FIG. 4 is an explanatory diagram showing an example of the relationship between the working degree and the grain size, and FIG. 5 is a graph showing the relationship between the tensile strength of the material, the grain size of the W material, and the reheating temperature. 1... Body, 2... Reinforcement material (stringer),
3...Reinforcement material (stringer frame).

Claims (1)

[Claims] 1 Zn5.1-8.1%, Mg1.8-3.4%, Cu1.2-2.6
%, Ti0.20% or less, further Cr0.18~0.35% or
One side or both sides with an alloy containing one or two types of Zr0.05~0.25% and the remainder consisting of Al and impurities as the core material and an Al alloy containing 0.8~1.3% Zn as the skin material. Clad material with a core grain size of 100μ
An aircraft stringer material with excellent corrosion resistance, in which the crystal grain size of the core material is 100 μm or less even after mild cold working and solution treatment. 2 Zn5.1-8.1%, Mg1.8-3.4%, Cu1.2-2.6
%, Ti0.20% or less, further Cr0.18~0.35% or
An alloy containing one or two types of Zr0.05~0.25% and the remaining Al and impurities is homogenized and used as a core material, and an Al alloy containing Zn0.8~1.3% is used as a skin material on one or both sides. Perform hot crud rolling of the crud,
The material is then cold-rolled to a predetermined thickness and then rapidly heated to a temperature of 320 to 500°C at an average temperature increase rate of greater than 11°C/min to soften it, and the crystal grain size of the core material is reduced to 100 μm. A method for producing an aircraft stringer material with excellent corrosion resistance, characterized in that the crystal grain size of the core material is 100 μm or less even after mild cold working and solution treatment. 3 Zn5.1~8.1%, Mg1.8~3.4%, Cu1.2~2.6
%, Ti0.20% or less, further Cr0.18~0.35% or
An alloy containing one or two types of Zr0.05~0.25% and the remaining Al and impurities is homogenized and used as a core material, and an Al alloy containing Zn0.8~1.3% is used as a skin material on one or both sides. The material is hot clad rolled and then cold rolled to a specified thickness.

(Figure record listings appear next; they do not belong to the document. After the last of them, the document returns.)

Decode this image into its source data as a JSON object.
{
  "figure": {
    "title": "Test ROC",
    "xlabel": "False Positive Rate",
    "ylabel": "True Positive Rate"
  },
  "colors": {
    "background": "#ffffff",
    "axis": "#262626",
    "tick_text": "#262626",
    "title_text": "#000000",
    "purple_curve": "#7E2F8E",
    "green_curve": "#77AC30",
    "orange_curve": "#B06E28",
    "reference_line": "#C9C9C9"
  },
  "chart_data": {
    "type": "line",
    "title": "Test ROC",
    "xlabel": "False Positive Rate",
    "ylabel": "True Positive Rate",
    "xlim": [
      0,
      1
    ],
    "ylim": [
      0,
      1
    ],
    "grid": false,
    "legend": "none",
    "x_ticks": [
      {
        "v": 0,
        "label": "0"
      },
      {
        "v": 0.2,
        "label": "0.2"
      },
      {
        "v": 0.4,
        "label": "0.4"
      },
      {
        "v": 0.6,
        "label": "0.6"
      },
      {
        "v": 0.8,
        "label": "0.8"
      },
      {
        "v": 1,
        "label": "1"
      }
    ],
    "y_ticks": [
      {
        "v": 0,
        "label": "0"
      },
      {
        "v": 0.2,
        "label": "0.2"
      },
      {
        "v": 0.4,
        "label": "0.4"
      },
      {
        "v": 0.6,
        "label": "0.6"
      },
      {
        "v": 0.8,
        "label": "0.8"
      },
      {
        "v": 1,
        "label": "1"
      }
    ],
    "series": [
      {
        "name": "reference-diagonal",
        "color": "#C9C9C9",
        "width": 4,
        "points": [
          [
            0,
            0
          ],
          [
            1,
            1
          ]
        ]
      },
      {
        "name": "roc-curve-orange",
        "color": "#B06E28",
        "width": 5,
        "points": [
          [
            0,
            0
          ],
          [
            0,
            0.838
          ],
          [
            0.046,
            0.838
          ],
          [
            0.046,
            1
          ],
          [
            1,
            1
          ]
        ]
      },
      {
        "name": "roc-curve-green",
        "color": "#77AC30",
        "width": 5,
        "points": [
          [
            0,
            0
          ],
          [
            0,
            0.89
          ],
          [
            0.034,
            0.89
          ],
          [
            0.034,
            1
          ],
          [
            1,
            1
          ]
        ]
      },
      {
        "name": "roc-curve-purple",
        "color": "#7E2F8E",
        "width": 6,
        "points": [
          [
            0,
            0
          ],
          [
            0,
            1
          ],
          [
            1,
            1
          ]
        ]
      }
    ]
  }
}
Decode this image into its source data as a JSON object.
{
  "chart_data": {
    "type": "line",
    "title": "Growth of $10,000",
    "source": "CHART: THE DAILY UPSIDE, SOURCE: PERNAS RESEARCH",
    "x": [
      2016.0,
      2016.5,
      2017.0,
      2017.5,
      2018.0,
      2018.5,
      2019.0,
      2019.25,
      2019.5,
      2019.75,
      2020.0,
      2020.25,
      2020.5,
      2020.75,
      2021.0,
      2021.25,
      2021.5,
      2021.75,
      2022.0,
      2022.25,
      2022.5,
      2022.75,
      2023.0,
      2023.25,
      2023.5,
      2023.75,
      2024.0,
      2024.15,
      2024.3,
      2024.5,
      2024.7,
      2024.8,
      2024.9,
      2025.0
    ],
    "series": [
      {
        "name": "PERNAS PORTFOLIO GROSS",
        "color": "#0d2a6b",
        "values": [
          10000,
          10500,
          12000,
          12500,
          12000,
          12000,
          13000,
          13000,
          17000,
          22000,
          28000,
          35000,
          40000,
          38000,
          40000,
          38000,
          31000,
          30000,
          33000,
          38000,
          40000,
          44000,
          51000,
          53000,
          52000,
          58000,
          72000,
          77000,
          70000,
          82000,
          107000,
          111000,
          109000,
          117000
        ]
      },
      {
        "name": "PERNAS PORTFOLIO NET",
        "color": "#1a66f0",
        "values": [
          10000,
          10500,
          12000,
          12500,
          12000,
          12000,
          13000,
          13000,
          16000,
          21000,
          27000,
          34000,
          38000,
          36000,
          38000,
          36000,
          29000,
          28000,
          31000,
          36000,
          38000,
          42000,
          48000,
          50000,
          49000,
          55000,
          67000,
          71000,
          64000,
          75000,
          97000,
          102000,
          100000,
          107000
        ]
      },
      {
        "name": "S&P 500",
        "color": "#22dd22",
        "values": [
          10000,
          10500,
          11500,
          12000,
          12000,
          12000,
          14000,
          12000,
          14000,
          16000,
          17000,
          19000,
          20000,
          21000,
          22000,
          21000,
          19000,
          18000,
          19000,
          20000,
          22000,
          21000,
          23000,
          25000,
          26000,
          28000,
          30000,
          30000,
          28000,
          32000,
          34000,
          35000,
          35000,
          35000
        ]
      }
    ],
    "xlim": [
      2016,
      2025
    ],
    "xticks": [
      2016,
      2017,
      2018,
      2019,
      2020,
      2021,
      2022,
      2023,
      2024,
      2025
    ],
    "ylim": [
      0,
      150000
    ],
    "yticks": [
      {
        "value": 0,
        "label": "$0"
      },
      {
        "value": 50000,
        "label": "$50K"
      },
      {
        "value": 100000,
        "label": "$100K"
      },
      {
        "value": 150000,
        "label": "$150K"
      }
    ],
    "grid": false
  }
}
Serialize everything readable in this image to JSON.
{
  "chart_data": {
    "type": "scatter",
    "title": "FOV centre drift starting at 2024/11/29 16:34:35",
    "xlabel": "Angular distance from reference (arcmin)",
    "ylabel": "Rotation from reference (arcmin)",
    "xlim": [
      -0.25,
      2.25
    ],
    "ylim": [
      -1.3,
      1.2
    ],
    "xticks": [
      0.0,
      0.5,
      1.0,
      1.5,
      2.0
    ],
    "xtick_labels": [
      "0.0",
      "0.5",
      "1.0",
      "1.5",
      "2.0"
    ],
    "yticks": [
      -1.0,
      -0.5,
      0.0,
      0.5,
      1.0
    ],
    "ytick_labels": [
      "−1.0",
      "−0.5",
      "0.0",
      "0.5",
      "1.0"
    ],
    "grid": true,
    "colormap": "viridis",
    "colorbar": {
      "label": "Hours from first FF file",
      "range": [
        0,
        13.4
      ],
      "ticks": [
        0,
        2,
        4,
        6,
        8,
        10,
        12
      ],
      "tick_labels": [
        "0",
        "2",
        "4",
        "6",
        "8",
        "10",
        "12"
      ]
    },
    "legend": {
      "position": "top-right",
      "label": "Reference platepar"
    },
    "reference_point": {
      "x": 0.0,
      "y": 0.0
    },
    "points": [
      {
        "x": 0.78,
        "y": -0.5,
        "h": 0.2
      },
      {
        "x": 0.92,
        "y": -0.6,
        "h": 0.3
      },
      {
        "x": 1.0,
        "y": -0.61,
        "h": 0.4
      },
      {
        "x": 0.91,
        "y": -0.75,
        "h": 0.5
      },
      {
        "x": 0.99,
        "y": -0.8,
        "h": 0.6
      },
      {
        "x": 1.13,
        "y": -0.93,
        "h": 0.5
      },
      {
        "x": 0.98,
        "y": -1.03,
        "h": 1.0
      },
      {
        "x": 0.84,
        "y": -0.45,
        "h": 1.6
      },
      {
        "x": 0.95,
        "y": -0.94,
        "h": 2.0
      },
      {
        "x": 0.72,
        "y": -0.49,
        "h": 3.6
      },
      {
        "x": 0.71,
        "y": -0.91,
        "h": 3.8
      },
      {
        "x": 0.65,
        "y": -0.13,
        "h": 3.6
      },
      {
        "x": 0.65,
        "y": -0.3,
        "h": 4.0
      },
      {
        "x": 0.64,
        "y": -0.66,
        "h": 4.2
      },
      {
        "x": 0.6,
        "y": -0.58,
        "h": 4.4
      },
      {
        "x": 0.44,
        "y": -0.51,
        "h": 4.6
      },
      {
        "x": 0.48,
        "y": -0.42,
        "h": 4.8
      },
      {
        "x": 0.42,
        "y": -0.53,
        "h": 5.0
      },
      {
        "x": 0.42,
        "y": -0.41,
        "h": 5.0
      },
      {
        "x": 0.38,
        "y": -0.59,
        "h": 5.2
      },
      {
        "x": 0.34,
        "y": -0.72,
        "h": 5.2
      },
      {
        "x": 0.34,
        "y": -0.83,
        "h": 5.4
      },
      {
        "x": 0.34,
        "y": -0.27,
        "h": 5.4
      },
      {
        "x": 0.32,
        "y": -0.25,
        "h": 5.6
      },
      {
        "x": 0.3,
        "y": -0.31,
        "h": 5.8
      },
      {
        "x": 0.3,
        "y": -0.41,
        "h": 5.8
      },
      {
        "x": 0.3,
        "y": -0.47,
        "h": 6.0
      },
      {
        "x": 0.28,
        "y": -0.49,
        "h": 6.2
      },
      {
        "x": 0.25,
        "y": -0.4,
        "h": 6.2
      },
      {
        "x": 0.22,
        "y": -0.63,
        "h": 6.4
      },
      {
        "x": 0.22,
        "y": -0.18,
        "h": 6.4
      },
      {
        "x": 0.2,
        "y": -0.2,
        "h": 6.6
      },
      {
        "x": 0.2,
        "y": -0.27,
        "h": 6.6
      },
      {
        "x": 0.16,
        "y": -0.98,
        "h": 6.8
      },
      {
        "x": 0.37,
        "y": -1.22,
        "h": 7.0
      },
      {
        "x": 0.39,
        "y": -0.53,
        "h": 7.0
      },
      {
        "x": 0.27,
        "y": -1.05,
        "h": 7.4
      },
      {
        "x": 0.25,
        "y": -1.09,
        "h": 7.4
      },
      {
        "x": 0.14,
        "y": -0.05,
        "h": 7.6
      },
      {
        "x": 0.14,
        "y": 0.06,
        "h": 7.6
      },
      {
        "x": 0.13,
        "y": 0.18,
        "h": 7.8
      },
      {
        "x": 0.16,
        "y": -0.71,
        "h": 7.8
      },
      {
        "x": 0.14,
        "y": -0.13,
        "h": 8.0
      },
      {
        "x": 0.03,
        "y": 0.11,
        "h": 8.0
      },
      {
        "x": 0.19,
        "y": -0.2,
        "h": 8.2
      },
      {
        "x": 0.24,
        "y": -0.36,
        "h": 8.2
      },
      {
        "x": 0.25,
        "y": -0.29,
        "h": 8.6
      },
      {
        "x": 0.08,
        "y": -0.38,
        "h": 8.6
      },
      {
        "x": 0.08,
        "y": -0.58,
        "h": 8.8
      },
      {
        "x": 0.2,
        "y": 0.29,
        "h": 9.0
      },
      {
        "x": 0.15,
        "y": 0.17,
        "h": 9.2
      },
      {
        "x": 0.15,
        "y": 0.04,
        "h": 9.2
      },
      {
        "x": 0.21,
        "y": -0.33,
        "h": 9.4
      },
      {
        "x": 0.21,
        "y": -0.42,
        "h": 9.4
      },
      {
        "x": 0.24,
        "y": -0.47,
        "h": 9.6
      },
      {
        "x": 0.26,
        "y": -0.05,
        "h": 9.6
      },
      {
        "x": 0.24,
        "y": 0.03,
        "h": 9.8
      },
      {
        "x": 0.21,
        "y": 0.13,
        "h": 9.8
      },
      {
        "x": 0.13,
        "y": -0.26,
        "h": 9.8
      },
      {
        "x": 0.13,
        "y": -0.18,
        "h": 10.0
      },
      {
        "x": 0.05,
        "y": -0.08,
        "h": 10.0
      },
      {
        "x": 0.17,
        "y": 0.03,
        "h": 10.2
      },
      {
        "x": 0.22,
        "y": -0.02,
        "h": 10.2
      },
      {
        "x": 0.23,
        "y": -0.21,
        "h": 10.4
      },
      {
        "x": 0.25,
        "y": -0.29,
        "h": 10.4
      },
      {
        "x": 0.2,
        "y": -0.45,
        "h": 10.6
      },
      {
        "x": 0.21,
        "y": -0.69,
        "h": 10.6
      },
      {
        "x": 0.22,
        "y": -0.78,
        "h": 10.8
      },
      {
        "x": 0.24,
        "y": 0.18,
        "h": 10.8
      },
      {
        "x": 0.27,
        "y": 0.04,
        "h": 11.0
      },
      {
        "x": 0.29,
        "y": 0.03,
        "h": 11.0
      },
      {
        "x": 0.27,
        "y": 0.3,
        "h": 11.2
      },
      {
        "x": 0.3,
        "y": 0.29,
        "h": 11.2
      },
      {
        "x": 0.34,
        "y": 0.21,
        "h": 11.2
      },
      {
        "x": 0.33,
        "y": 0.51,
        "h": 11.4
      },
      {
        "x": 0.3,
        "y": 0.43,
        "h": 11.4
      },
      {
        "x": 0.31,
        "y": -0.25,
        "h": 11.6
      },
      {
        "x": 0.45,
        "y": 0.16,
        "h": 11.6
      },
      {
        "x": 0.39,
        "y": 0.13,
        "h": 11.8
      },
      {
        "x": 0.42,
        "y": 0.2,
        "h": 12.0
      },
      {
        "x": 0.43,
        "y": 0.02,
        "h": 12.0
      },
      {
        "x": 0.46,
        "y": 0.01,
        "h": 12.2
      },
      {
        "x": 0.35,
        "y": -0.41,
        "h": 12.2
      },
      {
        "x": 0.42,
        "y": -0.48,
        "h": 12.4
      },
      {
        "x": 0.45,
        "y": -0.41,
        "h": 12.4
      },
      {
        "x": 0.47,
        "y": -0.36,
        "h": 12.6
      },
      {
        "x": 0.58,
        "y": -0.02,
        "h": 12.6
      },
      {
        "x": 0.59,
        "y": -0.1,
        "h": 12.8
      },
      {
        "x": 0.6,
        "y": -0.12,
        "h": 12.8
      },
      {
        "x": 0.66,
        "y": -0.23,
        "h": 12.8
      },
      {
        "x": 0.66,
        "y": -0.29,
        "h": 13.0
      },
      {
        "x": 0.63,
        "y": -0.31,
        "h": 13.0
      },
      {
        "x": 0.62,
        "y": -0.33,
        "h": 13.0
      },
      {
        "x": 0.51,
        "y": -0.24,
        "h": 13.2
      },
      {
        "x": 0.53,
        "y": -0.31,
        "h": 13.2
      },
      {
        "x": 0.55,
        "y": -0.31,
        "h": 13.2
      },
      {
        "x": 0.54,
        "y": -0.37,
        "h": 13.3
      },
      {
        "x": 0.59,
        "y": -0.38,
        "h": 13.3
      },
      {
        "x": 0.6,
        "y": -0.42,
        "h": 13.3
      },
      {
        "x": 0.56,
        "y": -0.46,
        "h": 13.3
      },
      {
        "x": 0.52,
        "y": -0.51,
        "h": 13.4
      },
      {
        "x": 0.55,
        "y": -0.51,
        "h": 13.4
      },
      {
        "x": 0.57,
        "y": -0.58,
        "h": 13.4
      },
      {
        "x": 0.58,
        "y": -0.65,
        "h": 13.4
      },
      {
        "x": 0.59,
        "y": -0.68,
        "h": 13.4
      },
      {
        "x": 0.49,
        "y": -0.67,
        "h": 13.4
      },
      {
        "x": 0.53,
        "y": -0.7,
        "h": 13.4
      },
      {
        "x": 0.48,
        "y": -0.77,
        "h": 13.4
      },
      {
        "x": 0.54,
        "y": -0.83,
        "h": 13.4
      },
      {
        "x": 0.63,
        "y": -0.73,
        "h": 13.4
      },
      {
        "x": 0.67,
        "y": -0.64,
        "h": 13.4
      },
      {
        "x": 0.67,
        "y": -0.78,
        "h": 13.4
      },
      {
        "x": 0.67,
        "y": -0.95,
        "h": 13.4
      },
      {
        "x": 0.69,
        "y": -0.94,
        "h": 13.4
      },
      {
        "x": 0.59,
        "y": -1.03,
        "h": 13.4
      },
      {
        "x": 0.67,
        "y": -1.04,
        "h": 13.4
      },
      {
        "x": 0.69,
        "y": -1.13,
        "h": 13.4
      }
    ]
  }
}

It is softened by rapid heating to a temperature of 320 to 500°C at an average heating rate of more than 11°C/min, and when the cooling rate during this softening is 30°C or more per hour, it is heated to 200 to 500°C. Reheat and reheat temperature is 200 ~
If the temperature is less than 350°C, cool by air or at a rate of 30°C or less per hour, and if the reheating temperature is 350 to 500°C, cool at a rate of 30°C or less per hour to remove the crystals of the core material. A method for producing an aircraft stringer material with excellent corrosion resistance, characterized in that the grain size is 100 μm or less, and the crystal grain size of the core material is 100 μm or less even after mild cold working and then solution treatment.